By Ward Hegeler | Long Beach, Miss.

BobcatsPeople wonder why would anyone want to use a trail camera for predators? It's not like a deer or other antlered animals where you are trying to determine size of the rack or age of the animal. While that might be true, I use trail cameras for predators for other reasons.

Predators can range in size and sometimes color. I know a lot of Eastern states that have coyotes ranging in color from traditional brown to jet black and everything in between. For those with predator check lists (such as myself), setting up trail cameras in multiple areas will give you a good idea of what kind of fur is around. Personally, I'm still waiting to catch that jet-black dog in my cross hairs. It applies to fox for areas with both the reds and grays. Target ID is another good reason to put up trail cameras. They are clearly canine or feline tracks, but for those of us who aren't Jeremiah Johnson and might mistake a coyote track for a domestic dog or a bobcat track for a big domestic cat, or in other parts of the country a coyote track for a juvenile wolf track, etc., the camera helps solve the mystery.
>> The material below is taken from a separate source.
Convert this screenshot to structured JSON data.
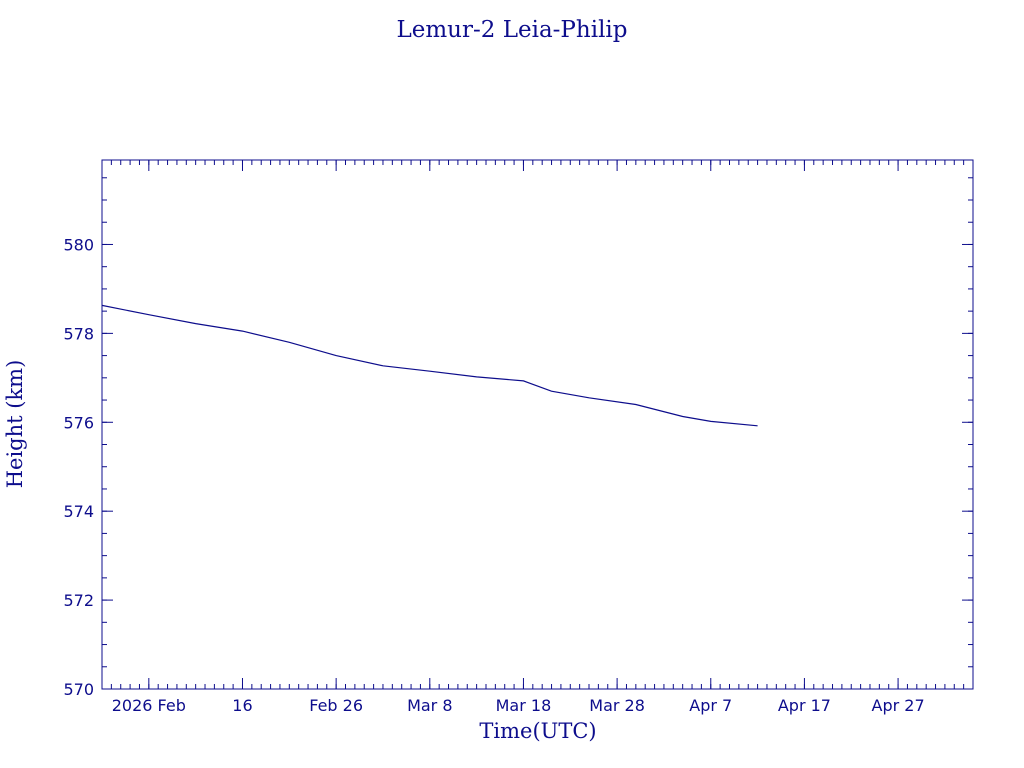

Cameras can also show you what prey animals live in the area, which can help you better determine which prey-distress sounds might work best. You can also pattern predators, see what time they are moving at night or during the day, average out the time and make that your target time to set up on stand. With predator camera consistency you will even know where to set up. If legal in your area and you chose to set up a camera on a large kill or bait you will know what time they are usually coming out to feed and what kind of predator is feeding.

I've lived in some pretty dry and rocky areas where tracks are hard to come by. The best and sometimes only way is to find what has been lurking around is checking sign by a water source. To save a lot of time just set up a trail camera. These are just a few reasons why I use trail cameras for predators.